In the end, I think that the simplest answer is the best. If we take seriously the notion that our human ability to self-reflect combined with an internal knowledge of good and evil create a paralyzing shame, an open relationship with a perfectly good God becomes impossible. No matter what God says, we cannot expect him to love us unconditionally nor can we be vulnerable to him. He is too good, to perfect and we are doomed to always be afraid that our next imperfection will finally be the one in which he rejects us. So instead we bargain, or we hide, or we look around and conclude he doesn’t exist. The only way to change this dilemma would be for God to prove that he will love us no matter what we do—and this to me is the magic of the Cross. It is one thing to say that I will forgive anything you do to me, it is another to show it, to perform it and make it real. Jesus—who Christians believe to be God incarnate—died to make real the truth that God will forgive us no matter what. It wasn’t just a metaphor or play acting either. In forgiving the humans who killed him while on the cross and treating them without judgment or anger, God made real something that wasn’t real up to that point. I believe there is real magic in the words, “Father forgive them for the don’t understand what they are doing.” In the history of the world there has never been a stronger magic spell than those words. They did real work, demonstrating that no matter what we do, we are enough in God’s sight. He will never reject us or judge us. All judgment was used up on the cross. In this way, I have come to believe that Jesus did open a door to God that had been closed previously, but it was not God who closed it, it was us. God never needed to be convinced to accept us warts and all. Instead it was us who needed to be convinced that he could accept us warts and all.

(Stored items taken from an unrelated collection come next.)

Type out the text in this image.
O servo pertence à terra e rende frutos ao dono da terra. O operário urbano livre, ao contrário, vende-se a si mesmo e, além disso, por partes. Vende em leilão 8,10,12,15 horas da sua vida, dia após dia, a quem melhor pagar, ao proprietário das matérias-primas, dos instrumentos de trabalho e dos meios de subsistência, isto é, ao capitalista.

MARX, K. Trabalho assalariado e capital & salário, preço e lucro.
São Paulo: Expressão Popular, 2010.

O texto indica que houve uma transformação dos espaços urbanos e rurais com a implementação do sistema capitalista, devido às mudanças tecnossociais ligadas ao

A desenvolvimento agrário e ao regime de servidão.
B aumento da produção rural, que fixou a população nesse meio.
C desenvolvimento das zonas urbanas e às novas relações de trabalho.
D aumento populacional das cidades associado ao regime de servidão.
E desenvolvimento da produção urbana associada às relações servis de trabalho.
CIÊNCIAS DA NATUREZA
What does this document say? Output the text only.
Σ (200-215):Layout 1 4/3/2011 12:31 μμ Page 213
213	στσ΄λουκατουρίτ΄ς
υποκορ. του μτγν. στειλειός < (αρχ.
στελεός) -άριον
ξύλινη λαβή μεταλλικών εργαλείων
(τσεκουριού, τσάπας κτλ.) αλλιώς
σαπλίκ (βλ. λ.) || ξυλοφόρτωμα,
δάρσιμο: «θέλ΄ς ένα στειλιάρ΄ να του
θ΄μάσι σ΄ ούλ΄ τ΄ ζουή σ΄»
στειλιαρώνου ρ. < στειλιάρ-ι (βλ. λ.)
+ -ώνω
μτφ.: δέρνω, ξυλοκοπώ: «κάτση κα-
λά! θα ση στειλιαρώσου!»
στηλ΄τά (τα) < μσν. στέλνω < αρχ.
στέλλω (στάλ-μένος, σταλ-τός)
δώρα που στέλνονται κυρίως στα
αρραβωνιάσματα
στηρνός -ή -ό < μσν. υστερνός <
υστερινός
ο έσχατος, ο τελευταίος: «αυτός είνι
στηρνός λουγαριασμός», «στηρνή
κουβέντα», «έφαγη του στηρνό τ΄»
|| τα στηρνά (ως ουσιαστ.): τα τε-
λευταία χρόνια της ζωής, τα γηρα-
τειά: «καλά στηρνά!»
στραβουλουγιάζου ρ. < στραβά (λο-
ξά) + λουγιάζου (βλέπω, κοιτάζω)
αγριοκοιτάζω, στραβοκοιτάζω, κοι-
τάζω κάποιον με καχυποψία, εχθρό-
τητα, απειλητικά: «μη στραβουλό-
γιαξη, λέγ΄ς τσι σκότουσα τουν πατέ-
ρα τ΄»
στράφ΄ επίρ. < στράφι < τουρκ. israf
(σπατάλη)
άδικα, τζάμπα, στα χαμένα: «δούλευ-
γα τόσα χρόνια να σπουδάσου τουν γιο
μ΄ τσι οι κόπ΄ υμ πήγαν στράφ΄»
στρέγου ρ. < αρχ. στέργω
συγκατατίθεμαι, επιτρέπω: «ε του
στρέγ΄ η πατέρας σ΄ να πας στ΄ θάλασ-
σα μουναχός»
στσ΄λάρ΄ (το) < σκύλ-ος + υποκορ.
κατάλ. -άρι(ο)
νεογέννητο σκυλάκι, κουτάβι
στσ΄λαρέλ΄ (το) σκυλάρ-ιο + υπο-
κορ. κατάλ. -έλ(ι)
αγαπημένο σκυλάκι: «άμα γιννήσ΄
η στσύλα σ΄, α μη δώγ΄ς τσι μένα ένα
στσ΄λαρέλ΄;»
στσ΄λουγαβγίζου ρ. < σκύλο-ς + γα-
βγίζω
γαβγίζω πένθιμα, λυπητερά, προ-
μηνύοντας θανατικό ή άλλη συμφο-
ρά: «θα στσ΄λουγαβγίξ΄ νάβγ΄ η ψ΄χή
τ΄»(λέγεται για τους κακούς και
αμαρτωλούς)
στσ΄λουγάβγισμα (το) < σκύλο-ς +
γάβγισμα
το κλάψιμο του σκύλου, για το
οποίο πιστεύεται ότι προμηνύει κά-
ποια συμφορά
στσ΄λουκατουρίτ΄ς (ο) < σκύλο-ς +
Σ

So where does that leave me? I still think of myself as a Christian but not an evangelical. I love God to the best of my ability and I am learning to see myself as enough, despite my real imperfections. I am trying to replace all my judgement with compassion—and I have found Buddhist thinking important here. Overall it seems a better foundation for compassionate living. It also seems to make much better sense of the Bible than evangelicalism and that for me is important.
So will anyone read this blog post? I don’t know. I guess I hope that some of you might be interested in what goes on in the noggin of someone who creates the stories that you love. But read or not, this is my way of shouting, I’m not like them! And that seems to me to be all the more necessary in the coming years. Love and compassion will win. They already did.
Thanks for sharing Erik. I hope it opens up dialogue for you with both Christians and the seekers. I thought you were able to articulate your position well. Hope you and your family are doing well. Debby and I miss the two of you.
I love you Harry Flanagan! So much of this is from you! I appreciate your influence in my life.
A thoughtful and well-reasoned post. I wish more religious folk (of all stripes) would embrace compassion and non-judgment the way you have. Thanks for sharing.
Thanks Ellen! I always appreciate thoughtful conversation!
A deep insight, Erik, I feel honored to have read and understood a little piece more of the great man that you are.
Sounds like this has all been a difficult (and ongoing) journey. I wish you well on finding and holding onto that peace of self that everyone should have.